ISMN reader produces different indices for same stations on different systems

TUW-GEO / ismn

Readers for the data from the International Soil Moisture Network

https://ismn.earth/en/

MIT License

32 stars 21 forks source link

ISMN reader produces different indices for same stations on different systems #5

Closed awst-baum closed 6 years ago

awst-baum commented 6 years ago

Copied from https://github.com/TUW-GEO/pytesmo/issues/143

Like it says in the title: The ISMN reader (in particular get_dataset_ids) produces different indices for the same stations on different systems. This makes it harder to check errors occurring in a production system on your developer machine. I think this comes from the metadata collector (pytesmo.io.ismn.metadata_collector.collect_from_folder) line 57, which uses os.walk. os.walk doesn't guarantee an order but we could sort the folders and files lists to alphabetical order. This would take care of the problem, barring locale issues (different sorting order from different locales).

cpaulik commented 6 years ago

Yes, the reason should be os.walk. We could also sort the numpy array that is the result of the metadata collector. Both approaches should work.

awst-baum commented 6 years ago

Yup. Do you see an advantage for one of the approaches? I have no idea if one of them would be more performant.

I've got a patch for this sitting on my harddisk, I just need to fork this repos and create a pull request. Admittedly, the largest part of the patch is the unit test ;-)

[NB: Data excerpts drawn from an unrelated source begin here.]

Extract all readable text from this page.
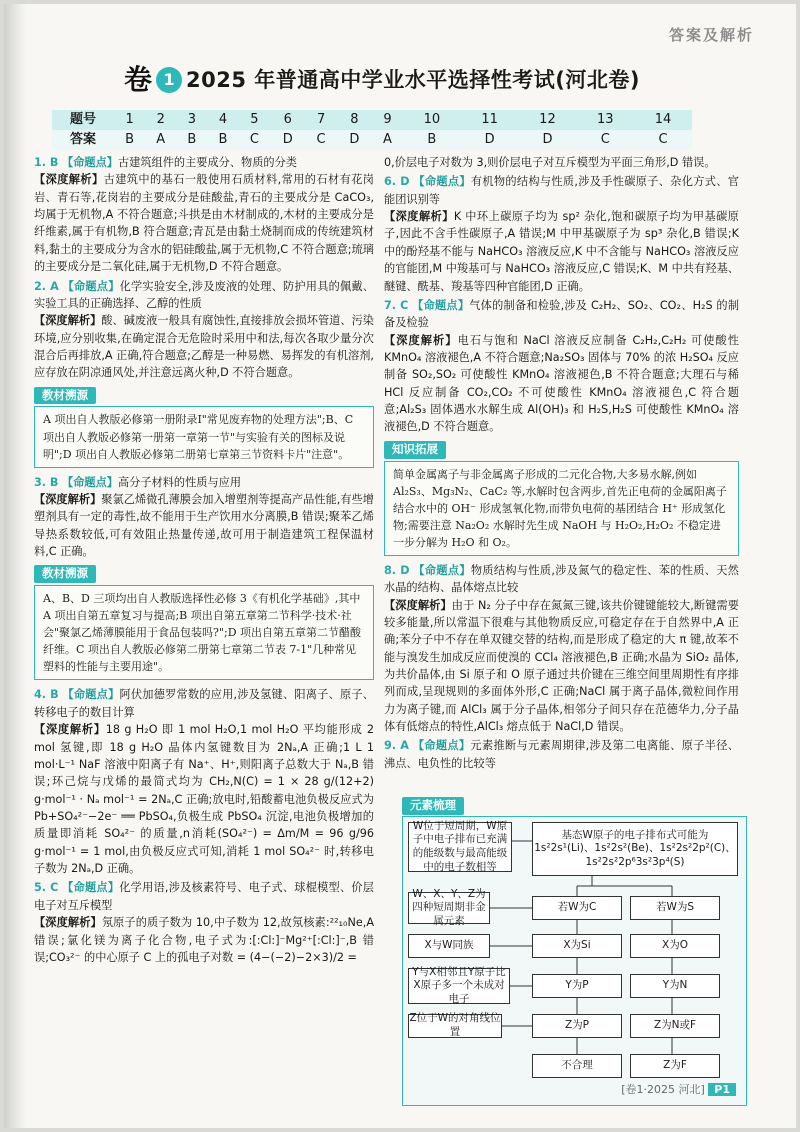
答案及解析
卷 1 2025 年普通高中学业水平选择性考试(河北卷)
题号	1	2	3	4	5	6	7	8	9	10	11	12	13	14
答案	B	A	B	B	C	D	C	D	A	B	D	D	C	C

1. B 【命题点】古建筑组件的主要成分、物质的分类
【深度解析】古建筑中的基石一般使用石质材料,常用的石材有花岗岩、青石等,花岗岩的主要成分是硅酸盐,青石的主要成分是 CaCO₃,均属于无机物,A 不符合题意;斗拱是由木材制成的,木材的主要成分是纤维素,属于有机物,B 符合题意;青瓦是由黏土烧制而成的传统建筑材料,黏土的主要成分为含水的铝硅酸盐,属于无机物,C 不符合题意;琉璃的主要成分是二氧化硅,属于无机物,D 不符合题意。

2. A 【命题点】化学实验安全,涉及废液的处理、防护用具的佩戴、实验工具的正确选择、乙醇的性质
【深度解析】酸、碱废液一般具有腐蚀性,直接排放会损坏管道、污染环境,应分别收集,在确定混合无危险时采用中和法,每次各取少量分次混合后再排放,A 正确,符合题意;乙醇是一种易燃、易挥发的有机溶剂,应存放在阴凉通风处,并注意远离火种,D 不符合题意。

教材溯源
A 项出自人教版必修第一册附录Ⅰ"常见废弃物的处理方法";B、C 项出自人教版必修第一册第一章第一节"与实验有关的图标及说明";D 项出自人教版必修第二册第七章第三节资料卡片"注意"。

3. B 【命题点】高分子材料的性质与应用
【深度解析】聚氯乙烯微孔薄膜会加入增塑剂等提高产品性能,有些增塑剂具有一定的毒性,故不能用于生产饮用水分离膜,B 错误;聚苯乙烯导热系数较低,可有效阻止热量传递,故可用于制造建筑工程保温材料,C 正确。

教材溯源
A、B、D 三项均出自人教版选择性必修 3《有机化学基础》,其中 A 项出自第五章复习与提高;B 项出自第五章第二节科学·技术·社会"聚氯乙烯薄膜能用于食品包装吗?";D 项出自第五章第二节醋酸纤维。C 项出自人教版必修第二册第七章第二节表 7-1"几种常见塑料的性能与主要用途"。

4. B 【命题点】阿伏加德罗常数的应用,涉及氢键、阳离子、原子、转移电子的数目计算
【深度解析】18 g H₂O 即 1 mol H₂O,1 mol H₂O 平均能形成 2 mol 氢键,即 18 g H₂O 晶体内氢键数目为 2Nₐ,A 正确;1 L 1 mol·L⁻¹ NaF 溶液中阳离子有 Na⁺、H⁺,则阳离子总数大于 Nₐ,B 错误;环己烷与戊烯的最简式均为 CH₂,N(C) = 1 × 28 g/(12+2) g·mol⁻¹ · Nₐ mol⁻¹ = 2Nₐ,C 正确;放电时,铅酸蓄电池负极反应式为 Pb+SO₄²⁻−2e⁻ ══ PbSO₄,负极生成 PbSO₄ 沉淀,电池负极增加的质量即消耗 SO₄²⁻ 的质量,n消耗(SO₄²⁻) = Δm/M = 96 g/96 g·mol⁻¹ = 1 mol,由负极反应式可知,消耗 1 mol SO₄²⁻ 时,转移电子数为 2Nₐ,D 正确。

5. C 【命题点】化学用语,涉及核素符号、电子式、球棍模型、价层电子对互斥模型
【深度解析】氖原子的质子数为 10,中子数为 12,故氖核素:²²₁₀Ne,A 错误;氯化镁为离子化合物,电子式为:[:Cl:]⁻Mg²⁺[:Cl:]⁻,B 错误;CO₃²⁻ 的中心原子 C 上的孤电子对数 = (4−(−2)−2×3)/2 =

0,价层电子对数为 3,则价层电子对互斥模型为平面三角形,D 错误。

6. D 【命题点】有机物的结构与性质,涉及手性碳原子、杂化方式、官能团识别等
【深度解析】K 中环上碳原子均为 sp² 杂化,饱和碳原子均为甲基碳原子,因此不含手性碳原子,A 错误;M 中甲基碳原子为 sp³ 杂化,B 错误;K 中的酚羟基不能与 NaHCO₃ 溶液反应,K 中不含能与 NaHCO₃ 溶液反应的官能团,M 中羧基可与 NaHCO₃ 溶液反应,C 错误;K、M 中共有羟基、醚键、酰基、羧基等四种官能团,D 正确。

7. C 【命题点】气体的制备和检验,涉及 C₂H₂、SO₂、CO₂、H₂S 的制备及检验
【深度解析】电石与饱和 NaCl 溶液反应制备 C₂H₂,C₂H₂ 可使酸性 KMnO₄ 溶液褪色,A 不符合题意;Na₂SO₃ 固体与 70% 的浓 H₂SO₄ 反应制备 SO₂,SO₂ 可使酸性 KMnO₄ 溶液褪色,B 不符合题意;大理石与稀 HCl 反应制备 CO₂,CO₂ 不可使酸性 KMnO₄ 溶液褪色,C 符合题意;Al₂S₃ 固体遇水水解生成 Al(OH)₃ 和 H₂S,H₂S 可使酸性 KMnO₄ 溶液褪色,D 不符合题意。

知识拓展
简单金属离子与非金属离子形成的二元化合物,大多易水解,例如 Al₂S₃、Mg₃N₂、CaC₂ 等,水解时包含两步,首先正电荷的金属阳离子结合水中的 OH⁻ 形成氢氧化物,而带负电荷的基团结合 H⁺ 形成氢化物;需要注意 Na₂O₂ 水解时先生成 NaOH 与 H₂O₂,H₂O₂ 不稳定进一步分解为 H₂O 和 O₂。

8. D 【命题点】物质结构与性质,涉及氮气的稳定性、苯的性质、天然水晶的结构、晶体熔点比较
【深度解析】由于 N₂ 分子中存在氮氮三键,该共价键键能较大,断键需要较多能量,所以常温下很难与其他物质反应,可稳定存在于自然界中,A 正确;苯分子中不存在单双键交替的结构,而是形成了稳定的大 π 键,故苯不能与溴发生加成反应而使溴的 CCl₄ 溶液褪色,B 正确;水晶为 SiO₂ 晶体,为共价晶体,由 Si 原子和 O 原子通过共价键在三维空间里周期性有序排列而成,呈现规则的多面体外形,C 正确;NaCl 属于离子晶体,微粒间作用力为离子键,而 AlCl₃ 属于分子晶体,相邻分子间只存在范德华力,分子晶体有低熔点的特性,AlCl₃ 熔点低于 NaCl,D 错误。

9. A 【命题点】元素推断与元素周期律,涉及第二电离能、原子半径、沸点、电负性的比较等

元素梳理
W位于短周期，W原子中电子排布已充满的能级数与最高能级中的电子数相等
基态W原子的电子排布式可能为 1s²2s¹(Li)、1s²2s²(Be)、1s²2s²2p²(C)、1s²2s²2p⁶3s²3p⁴(S)
W、X、Y、Z为四种短周期非金属元素
若W为C	若W为S
X与W同族	X为Si	X为O
Y与X相邻且Y原子比X原子多一个未成对电子
Y为P	Y为N
Z位于W的对角线位置
Z为P	Z为N或F
不合理	Z为F
[卷1·2025 河北] P1
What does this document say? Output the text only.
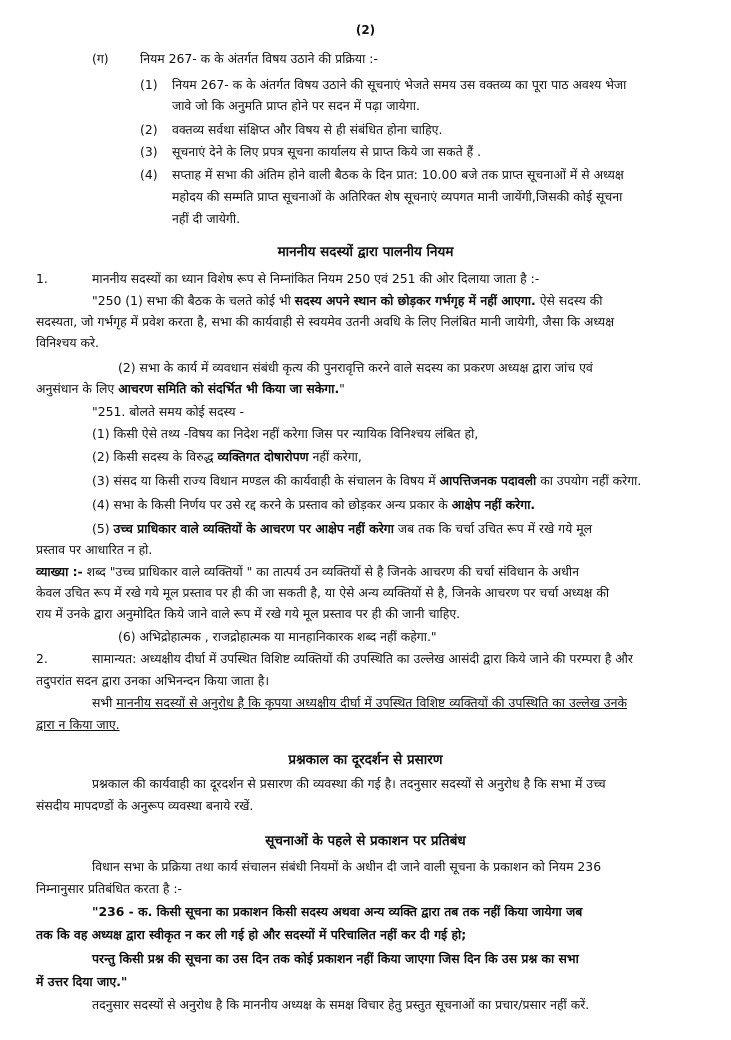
(2)
(ग)	नियम 267- क के अंतर्गत विषय उठाने की प्रक्रिया :-
(1) नियम 267- क के अंतर्गत विषय उठाने की सूचनाएं भेजते समय उस वक्तव्य का पूरा पाठ अवश्य भेजा
जावे जो कि अनुमति प्राप्त होने पर सदन में पढ़ा जायेगा.
(2) वक्तव्य सर्वथा संक्षिप्त और विषय से ही संबंधित होना चाहिए.
(3) सूचनाएं देने के लिए प्रपत्र सूचना कार्यालय से प्राप्त किये जा सकते हैं .
(4) सप्ताह में सभा की अंतिम होने वाली बैठक के दिन प्रात: 10.00 बजे तक प्राप्त सूचनाओं में से अध्यक्ष
महोदय की सम्मति प्राप्त सूचनाओं के अतिरिक्त शेष सूचनाएं व्यपगत मानी जायेंगी,जिसकी कोई सूचना
नहीं दी जायेगी.
माननीय सदस्यों द्वारा पालनीय नियम
1.	माननीय सदस्यों का ध्यान विशेष रूप से निम्नांकित नियम 250 एवं 251 की ओर दिलाया जाता है :-
"250 (1) सभा की बैठक के चलते कोई भी सदस्य अपने स्थान को छोड़कर गर्भगृह में नहीं आएगा. ऐसे सदस्य की
सदस्यता, जो गर्भगृह में प्रवेश करता है, सभा की कार्यवाही से स्वयमेव उतनी अवधि के लिए निलंबित मानी जायेगी, जैसा कि अध्यक्ष
विनिश्चय करे.
(2) सभा के कार्य में व्यवधान संबंधी कृत्य की पुनरावृत्ति करने वाले सदस्य का प्रकरण अध्यक्ष द्वारा जांच एवं
अनुसंधान के लिए आचरण समिति को संदर्भित भी किया जा सकेगा."
"251. बोलते समय कोई सदस्य -
(1) किसी ऐसे तथ्य -विषय का निदेश नहीं करेगा जिस पर न्यायिक विनिश्चय लंबित हो,
(2) किसी सदस्य के विरुद्ध व्यक्तिगत दोषारोपण नहीं करेगा,
(3) संसद या किसी राज्य विधान मण्डल की कार्यवाही के संचालन के विषय में आपत्तिजनक पदावली का उपयोग नहीं करेगा.
(4) सभा के किसी निर्णय पर उसे रद्द करने के प्रस्ताव को छोड़कर अन्य प्रकार के आक्षेप नहीं करेगा.
(5) उच्च प्राधिकार वाले व्यक्तियों के आचरण पर आक्षेप नहीं करेगा जब तक कि चर्चा उचित रूप में रखे गये मूल
प्रस्ताव पर आधारित न हो.
व्याख्या :- शब्द "उच्च प्राधिकार वाले व्यक्तियों " का तात्पर्य उन व्यक्तियों से है जिनके आचरण की चर्चा संविधान के अधीन
केवल उचित रूप में रखे गये मूल प्रस्ताव पर ही की जा सकती है, या ऐसे अन्य व्यक्तियों से है, जिनके आचरण पर चर्चा अध्यक्ष की
राय में उनके द्वारा अनुमोदित किये जाने वाले रूप में रखे गये मूल प्रस्ताव पर ही की जानी चाहिए.
(6) अभिद्रोहात्मक , राजद्रोहात्मक या मानहानिकारक शब्द नहीं कहेगा."
2.	सामान्यत: अध्यक्षीय दीर्घा में उपस्थित विशिष्ट व्यक्तियों की उपस्थिति का उल्लेख आसंदी द्वारा किये जाने की परम्परा है और
तदुपरांत सदन द्वारा उनका अभिनन्दन किया जाता है।
सभी माननीय सदस्यों से अनुरोध है कि कृपया अध्यक्षीय दीर्घा में उपस्थित विशिष्ट व्यक्तियों की उपस्थिति का उल्लेख उनके
द्वारा न किया जाए.
प्रश्नकाल का दूरदर्शन से प्रसारण
प्रश्नकाल की कार्यवाही का दूरदर्शन से प्रसारण की व्यवस्था की गई है। तदनुसार सदस्यों से अनुरोध है कि सभा में उच्च
संसदीय मापदण्डों के अनुरूप व्यवस्था बनाये रखें.
सूचनाओं के पहले से प्रकाशन पर प्रतिबंध
विधान सभा के प्रक्रिया तथा कार्य संचालन संबंधी नियमों के अधीन दी जाने वाली सूचना के प्रकाशन को नियम 236
निम्नानुसार प्रतिबंधित करता है :-
"236 - क. किसी सूचना का प्रकाशन किसी सदस्य अथवा अन्य व्यक्ति द्वारा तब तक नहीं किया जायेगा जब
तक कि वह अध्यक्ष द्वारा स्वीकृत न कर ली गई हो और सदस्यों में परिचालित नहीं कर दी गई हो;
परन्तु किसी प्रश्न की सूचना का उस दिन तक कोई प्रकाशन नहीं किया जाएगा जिस दिन कि उस प्रश्न का सभा
में उत्तर दिया जाए."
तदनुसार सदस्यों से अनुरोध है कि माननीय अध्यक्ष के समक्ष विचार हेतु प्रस्तुत सूचनाओं का प्रचार/प्रसार नहीं करें.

cpaulik commented 6 years ago

Ordering the resulting metadata might make it more future proof and consistent if the metadata is not coming from filenames but e.g. a ISMN API call. We talked about this a little bit during the kickoff. I write this here mainly for spreading this information. This is so far off that we should not over-complicate this implementation now.

cpaulik commented 6 years ago

Fixed by #6